In the Shirak region of northwestern Armenia, an MSF team is working to reduce the spread of HIV/AIDS and other sexually transmitted infections. Since the beginning of the project in March 2005, more than 300 patients have been treated by MSF staff in a clinic in the town of Giumri. MSF has also provided the town's blood transfusion center with diagnostic and laboratory material. The team also offers counseling, a confidential telephone line and individual and group education sessions. MSF trains local health staff on topics related to the clinic's work and provides monthly deliveries of drugs and laboratory and medical equipment. MSF has also opened primary health centers in poor, rural areas which offer free care.
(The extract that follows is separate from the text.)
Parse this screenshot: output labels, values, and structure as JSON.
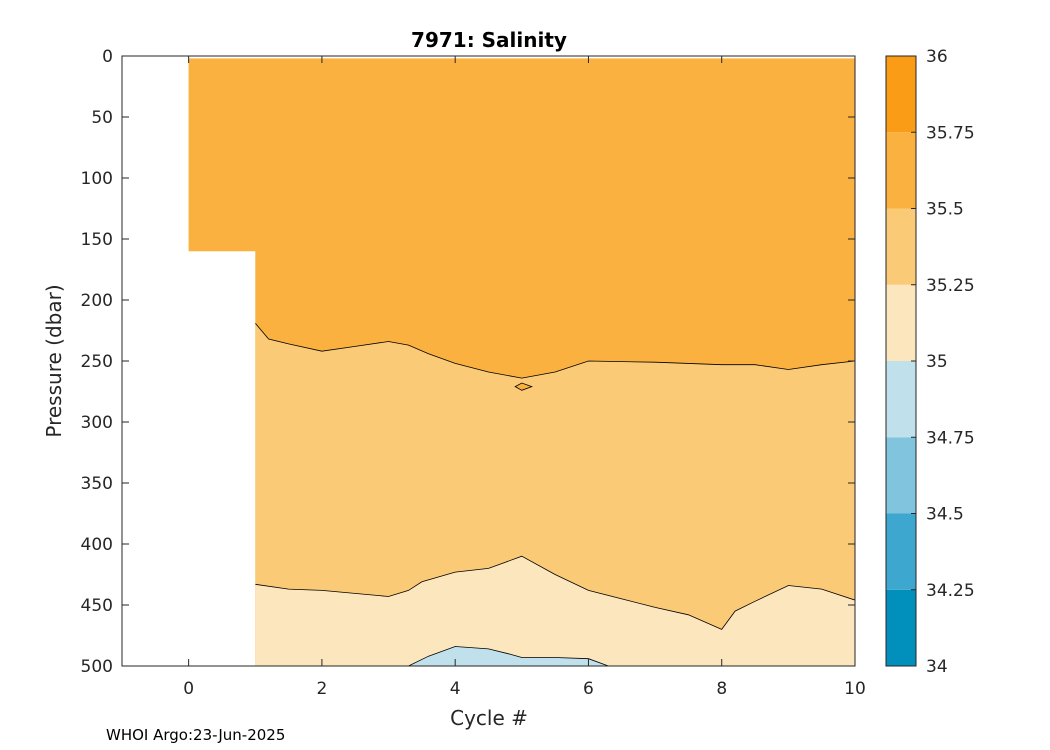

In northeastern Armenia's Vanadzor city and its surroundings, MSF runs another HIV-prevention project. Safe sex practices are promoted among the general population and among at-risk groups such as commercial sex workers, truck drivers and adolescents. MSF is implementing the project with a national partner.
MSF provides outpatient psychiatric, psychological and social support to people with mental illness in eastern Armenia's Gegharkunik province. The priority is to improve the way mentally ill outpatients are cared for, reduce their hospitalization rate and minimize their social isolation. In 2004 MSF began working in the regions of Vardenis and Tshambarak, home to many Azerbaijani refugees who fled their country after the 1991-1994 war. MSF helps this population, which has little or no access to health care, by renovating existing health structures and providing equipment, material and medicines.
In the second half of 2005, MSF plans to open a project in the Malatia-Sebastia and Shengavit districts of Yerevan, the capital, to better detect, diagnose and treat people living with both non-resistant TB and harder- to-treat, drug-resistant strains of the disease.
MSF has worked in Armenia since 1988.